New brochure available: A Producer’s Guide to Managing PCVAD
The AASV and National Pork Board have collaborated to produce an 18-page color brochure on porcine circovirus associated disease (PCVAD) for producers. The booklet describes the disease, emphasizes the need for laboratory diagnosis, and outlines steps to be taken in each stage of production once PCVAD is diagnosed on the farm. Electronic copies of the brochure are available on the AASV Web site (www.aasv.org) under “Publications.” Print copies may be ordered at no charge from The Pork Store under “Resources, Swine Health” at http://porkstore.porkboard.org/home.php.
Ghent University to investigate Mycoplasma hyopneumoniae
A major 4-year project has been announced by researchers at the Faculty of Veterinary Medicine at Ghent University. This work aims to clarify the epidemiology and etiology of swine infections caused by Mycoplasma hyopneumoniae (M hyo). This project follows previous research at the university which has shown that M hyo isolates differ with regard to their genetic make-up and their virulence.
Professor Dr Dominiek Maes, project coordinator, said “At the moment we do not know to what extent M hyo isolates vary within pig herds. For example, whether the isolates that infect young pigs are the same as those in older pigs.”
“Although current vaccines are an economically justified way of controlling the disease for individual pig farmers, it is unknown exactly how vaccination influences the diversity of M hyo strains on individual farms, or exactly which antigens within the M hyo cell induce the best protection.”
Swine Externship Grants assist senior veterinary students
For the sixth consecutive year, the AASV Foundation will provide $200 grants to senior veterinary students who participate in a swine externship. Students who complete an externship of at least 2 weeks’ duration in a swine practice or a mixed practice with a considerable swine component may apply for the grant. Both the student and at least one member of the hosting practice must be members of the AASV.
Applications are now available for students who will be seniors and have arranged externships during the 2007-2008 school year.
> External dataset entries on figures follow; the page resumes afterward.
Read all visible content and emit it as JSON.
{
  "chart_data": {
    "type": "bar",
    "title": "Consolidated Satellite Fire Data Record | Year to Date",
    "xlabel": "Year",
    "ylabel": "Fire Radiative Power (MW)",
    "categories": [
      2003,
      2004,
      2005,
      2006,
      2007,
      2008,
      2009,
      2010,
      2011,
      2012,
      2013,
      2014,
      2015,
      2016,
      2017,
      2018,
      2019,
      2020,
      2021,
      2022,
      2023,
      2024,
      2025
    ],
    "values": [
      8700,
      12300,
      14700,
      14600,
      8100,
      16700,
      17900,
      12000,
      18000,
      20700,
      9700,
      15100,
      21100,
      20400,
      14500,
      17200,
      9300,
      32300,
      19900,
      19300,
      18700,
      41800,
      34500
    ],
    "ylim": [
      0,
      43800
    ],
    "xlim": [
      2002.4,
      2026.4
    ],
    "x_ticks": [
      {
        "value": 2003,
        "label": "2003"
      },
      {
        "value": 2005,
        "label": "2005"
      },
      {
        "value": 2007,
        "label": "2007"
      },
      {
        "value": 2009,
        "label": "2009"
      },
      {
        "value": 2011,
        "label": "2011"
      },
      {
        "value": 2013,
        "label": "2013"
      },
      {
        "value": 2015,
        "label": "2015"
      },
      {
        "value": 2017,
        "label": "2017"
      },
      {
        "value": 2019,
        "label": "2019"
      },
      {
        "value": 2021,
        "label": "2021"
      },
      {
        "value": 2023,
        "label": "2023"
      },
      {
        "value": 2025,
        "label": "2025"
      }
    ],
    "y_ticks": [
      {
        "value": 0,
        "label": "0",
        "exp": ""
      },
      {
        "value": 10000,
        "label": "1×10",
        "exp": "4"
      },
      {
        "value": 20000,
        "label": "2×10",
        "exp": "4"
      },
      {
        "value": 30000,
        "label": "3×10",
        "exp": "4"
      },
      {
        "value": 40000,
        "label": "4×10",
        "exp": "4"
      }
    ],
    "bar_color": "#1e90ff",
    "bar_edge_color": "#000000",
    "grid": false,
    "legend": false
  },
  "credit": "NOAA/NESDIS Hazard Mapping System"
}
In addition to student information, the grant application requests a letter from the hosting practice containing details of the planned externship. After the externship has been completed and the practice has confirmed the student’s participation, the student sends a brief report of his or her experiences to the AASV Foundation before the funds are disbursed.
Nearly 40 students from the United States and Canada have benefited from the grant program since its inception in 2002.
Grants are awarded on a first-come, first-served basis to those successfully completing the requirements. Students are encouraged to submit their grant application as soon as they have confirmed their externship dates. The grants are limited to one per student.